Si existe este término en nuestra cultura, es porque antes tuvo entidad jurídica, ya desde el derecho romano. De ahí pasó al derecho canónico y al derecho civil, para acabar finalmente en las consultas de psicólogos y psiquiatras, sexólogos, andrólogos, ginecólogos y urólogos. Es una incógnita qué porvenir le espera. De momento, ahí está detenido. Este largo peregrinaje se debió a que afectaba de forma definitiva al motivo esencial por el que los romanos instituyeron lo que entendemos por matrimonio en la cultura occidental: la procreación. En cuanto se hacía evidente que existía en un matrimonio la impotentia generandi (impotencia de engendrar; que englobaba también la impotentia concipiendi), es decir la incapacidad de tener hijos, la situación se hacía dramática, y entraba en juego la justicia: si se podía probar de algún modo que había habido fraude en el matrimonio, éste se declaraba nulo. La prueba más evidente del posible fraude por parte del marido era la llamada impotentia coeundi (impotencia para el coito). Los romanos contemplaban sólo dos casos de impotentia coeundi: el estar castrado y el ser mayor de 60 años el hombre, y de 50 la mujer. En ambos casos prohibían el matrimonio, porque no cumplía su fin, que era la "generatio". El derecho canónico lo planteó en otros términos: si el varón era incapaz de inseminar a la mujer o porque no conseguía "erígere membrum", erigir el miembro (por la frigidez, puntualiza el código), o porque una vez erigido se derramaba el semen antes de conseguir penetrar en la vagina (frígidis opponebantur nimis cálidi, qui extra vas mulíeris effundebant semen, dice el texto; "a los frígidos se oponían los demasiado calientes, que derramaban el semen fuera del vaso de la mujer". De los nimis cálidi, decimos hoy que sufren de eyaculación precoz); si el varón no conseguía penetrar en la mujer y fecundarla por cualquiera de estas dos causas, era declarado impotente y se le alejaba del derecho al matrimonio.
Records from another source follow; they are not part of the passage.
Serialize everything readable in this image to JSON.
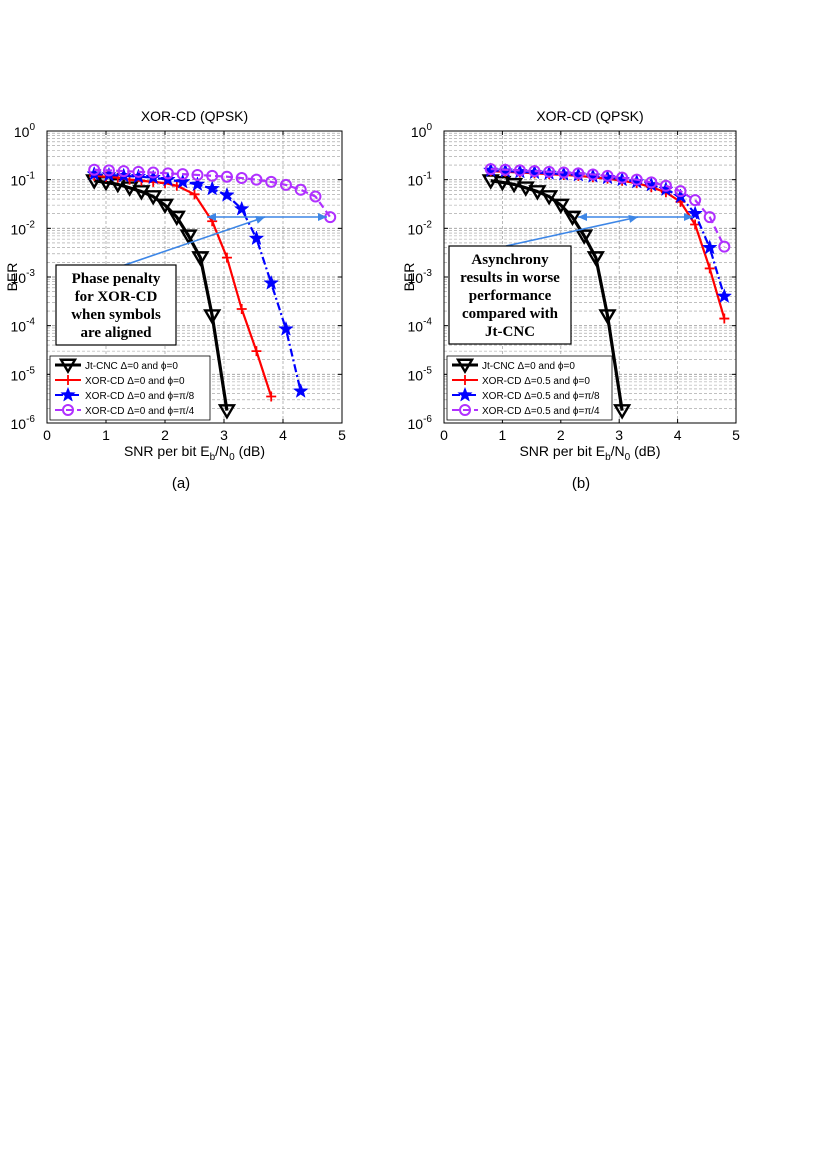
{
  "chart_data": [
    {
      "type": "line",
      "title": "XOR-CD (QPSK)",
      "xlabel": {
        "pre": "SNR per bit E",
        "sub1": "b",
        "mid": "/N",
        "sub2": "0",
        "post": " (dB)"
      },
      "ylabel": "BER",
      "xlim": [
        0,
        5
      ],
      "ylim": [
        1e-06,
        1
      ],
      "yscale": "log",
      "grid": true,
      "xticks": [
        "0",
        "1",
        "2",
        "3",
        "4",
        "5"
      ],
      "yticks": [
        {
          "base": "10",
          "exp": "-6"
        },
        {
          "base": "10",
          "exp": "-5"
        },
        {
          "base": "10",
          "exp": "-4"
        },
        {
          "base": "10",
          "exp": "-3"
        },
        {
          "base": "10",
          "exp": "-2"
        },
        {
          "base": "10",
          "exp": "-1"
        },
        {
          "base": "10",
          "exp": "0"
        }
      ],
      "legend_position": "bottom-left",
      "caption": "(a)",
      "annotation": {
        "lines": [
          "Phase penalty",
          "for XOR-CD",
          "when symbols",
          "are aligned"
        ]
      },
      "series": [
        {
          "name": "Jt-CNC Δ=0 and ϕ=0",
          "color": "#000000",
          "marker": "triangle-down",
          "dash": "solid",
          "x": [
            0.8,
            1.0,
            1.2,
            1.4,
            1.6,
            1.8,
            2.0,
            2.2,
            2.4,
            2.6,
            2.8,
            3.05
          ],
          "y": [
            0.095,
            0.088,
            0.08,
            0.068,
            0.057,
            0.045,
            0.03,
            0.017,
            0.007,
            0.0025,
            0.00016,
            1.8e-06
          ]
        },
        {
          "name": "XOR-CD Δ=0 and ϕ=0",
          "color": "#ff0000",
          "marker": "plus",
          "dash": "solid",
          "x": [
            0.8,
            1.0,
            1.2,
            1.4,
            1.6,
            1.8,
            2.0,
            2.2,
            2.5,
            2.8,
            3.05,
            3.3,
            3.55,
            3.8
          ],
          "y": [
            0.12,
            0.115,
            0.11,
            0.1,
            0.095,
            0.09,
            0.085,
            0.075,
            0.05,
            0.014,
            0.0025,
            0.00022,
            3e-05,
            3.5e-06
          ]
        },
        {
          "name": "XOR-CD Δ=0 and ϕ=π/8",
          "color": "#0000ff",
          "marker": "star",
          "dash": "dashdot",
          "x": [
            0.8,
            1.05,
            1.3,
            1.55,
            1.8,
            2.05,
            2.3,
            2.55,
            2.8,
            3.05,
            3.3,
            3.55,
            3.8,
            4.05,
            4.3
          ],
          "y": [
            0.13,
            0.125,
            0.12,
            0.115,
            0.11,
            0.1,
            0.09,
            0.08,
            0.065,
            0.048,
            0.025,
            0.0062,
            0.00075,
            8.5e-05,
            4.5e-06
          ]
        },
        {
          "name": "XOR-CD Δ=0 and ϕ=π/4",
          "color": "#b030ff",
          "marker": "circle",
          "dash": "dashed",
          "x": [
            0.8,
            1.05,
            1.3,
            1.55,
            1.8,
            2.05,
            2.3,
            2.55,
            2.8,
            3.05,
            3.3,
            3.55,
            3.8,
            4.05,
            4.3,
            4.55,
            4.8
          ],
          "y": [
            0.16,
            0.155,
            0.15,
            0.145,
            0.14,
            0.135,
            0.13,
            0.125,
            0.12,
            0.115,
            0.108,
            0.1,
            0.09,
            0.078,
            0.062,
            0.045,
            0.017
          ]
        }
      ]
    },
    {
      "type": "line",
      "title": "XOR-CD (QPSK)",
      "xlabel": {
        "pre": "SNR per bit E",
        "sub1": "b",
        "mid": "/N",
        "sub2": "0",
        "post": " (dB)"
      },
      "ylabel": "BER",
      "xlim": [
        0,
        5
      ],
      "ylim": [
        1e-06,
        1
      ],
      "yscale": "log",
      "grid": true,
      "xticks": [
        "0",
        "1",
        "2",
        "3",
        "4",
        "5"
      ],
      "yticks": [
        {
          "base": "10",
          "exp": "-6"
        },
        {
          "base": "10",
          "exp": "-5"
        },
        {
          "base": "10",
          "exp": "-4"
        },
        {
          "base": "10",
          "exp": "-3"
        },
        {
          "base": "10",
          "exp": "-2"
        },
        {
          "base": "10",
          "exp": "-1"
        },
        {
          "base": "10",
          "exp": "0"
        }
      ],
      "legend_position": "bottom-left",
      "caption": "(b)",
      "annotation": {
        "lines": [
          "Asynchrony",
          "results in worse",
          "performance",
          "compared with",
          "Jt-CNC"
        ]
      },
      "series": [
        {
          "name": "Jt-CNC Δ=0 and ϕ=0",
          "color": "#000000",
          "marker": "triangle-down",
          "dash": "solid",
          "x": [
            0.8,
            1.0,
            1.2,
            1.4,
            1.6,
            1.8,
            2.0,
            2.2,
            2.4,
            2.6,
            2.8,
            3.05
          ],
          "y": [
            0.095,
            0.088,
            0.08,
            0.068,
            0.057,
            0.045,
            0.03,
            0.017,
            0.007,
            0.0025,
            0.00016,
            1.8e-06
          ]
        },
        {
          "name": "XOR-CD Δ=0.5 and ϕ=0",
          "color": "#ff0000",
          "marker": "plus",
          "dash": "solid",
          "x": [
            0.8,
            1.05,
            1.3,
            1.55,
            1.8,
            2.05,
            2.3,
            2.55,
            2.8,
            3.05,
            3.3,
            3.55,
            3.8,
            4.05,
            4.3,
            4.55,
            4.8
          ],
          "y": [
            0.15,
            0.145,
            0.14,
            0.135,
            0.13,
            0.125,
            0.12,
            0.112,
            0.105,
            0.095,
            0.085,
            0.07,
            0.055,
            0.035,
            0.012,
            0.0015,
            0.00014
          ]
        },
        {
          "name": "XOR-CD Δ=0.5 and ϕ=π/8",
          "color": "#0000ff",
          "marker": "star",
          "dash": "dashdot",
          "x": [
            0.8,
            1.05,
            1.3,
            1.55,
            1.8,
            2.05,
            2.3,
            2.55,
            2.8,
            3.05,
            3.3,
            3.55,
            3.8,
            4.05,
            4.3,
            4.55,
            4.8
          ],
          "y": [
            0.155,
            0.15,
            0.145,
            0.14,
            0.135,
            0.13,
            0.125,
            0.118,
            0.11,
            0.1,
            0.09,
            0.078,
            0.063,
            0.045,
            0.02,
            0.004,
            0.0004
          ]
        },
        {
          "name": "XOR-CD Δ=0.5 and ϕ=π/4",
          "color": "#b030ff",
          "marker": "circle",
          "dash": "dashed",
          "x": [
            0.8,
            1.05,
            1.3,
            1.55,
            1.8,
            2.05,
            2.3,
            2.55,
            2.8,
            3.05,
            3.3,
            3.55,
            3.8,
            4.05,
            4.3,
            4.55,
            4.8
          ],
          "y": [
            0.165,
            0.16,
            0.155,
            0.15,
            0.145,
            0.14,
            0.135,
            0.128,
            0.12,
            0.11,
            0.1,
            0.088,
            0.075,
            0.058,
            0.038,
            0.017,
            0.0042
          ]
        }
      ]
    }
  ]
}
Eso sí, se le daban tres años de plazo para intentarlo. Es digno de observarse que la impotentia generandi del hombre (cuya única demostración inequívoca era la impotentia coeundi) era tratada por el derecho canónico con una dureza que no se vio más que excepcionalmente, y sólo por razones dinásticas, en el tratamiento de la impotentia concipiendi de la mujer. Prejuicios inveterados le achacaban a ella a priori la esterilidad del matrimonio.

Es evidente que el concepto de impotencia, al igual que el de frigidez, ha dado un vuelco muy importante. En efecto, puesto que la impotentia coeundi se contemplaba en tanto en cuanto afectaba a la impotentia generandi (ese era el nudo del problema), para el derecho canónico tan impotente era el castrado como aquel al que se le había practicado la vasectomía. Por eso, en cualquier diccionario se define la impotencia como la imposibilidad de realizar el coito, tanto por parte del varón como por parte de la hembra, prescindiendo totalmente de que la copulación o el intento de la misma pueda dar lugar o no a la concepción, puesto que esos problemas están superadísimos técnicamente. Otra cosa es que las distintas concepciones éticas lo admitan o no. De lo que se trata hoy no es de conseguir la potentia generandi, que esa ya no interesa, sino la potentia coeundi. De todos modos, la misma congoja que sintió antaño el hombre por no poder engendrar hijos, la siente ahora por no poder erguirse.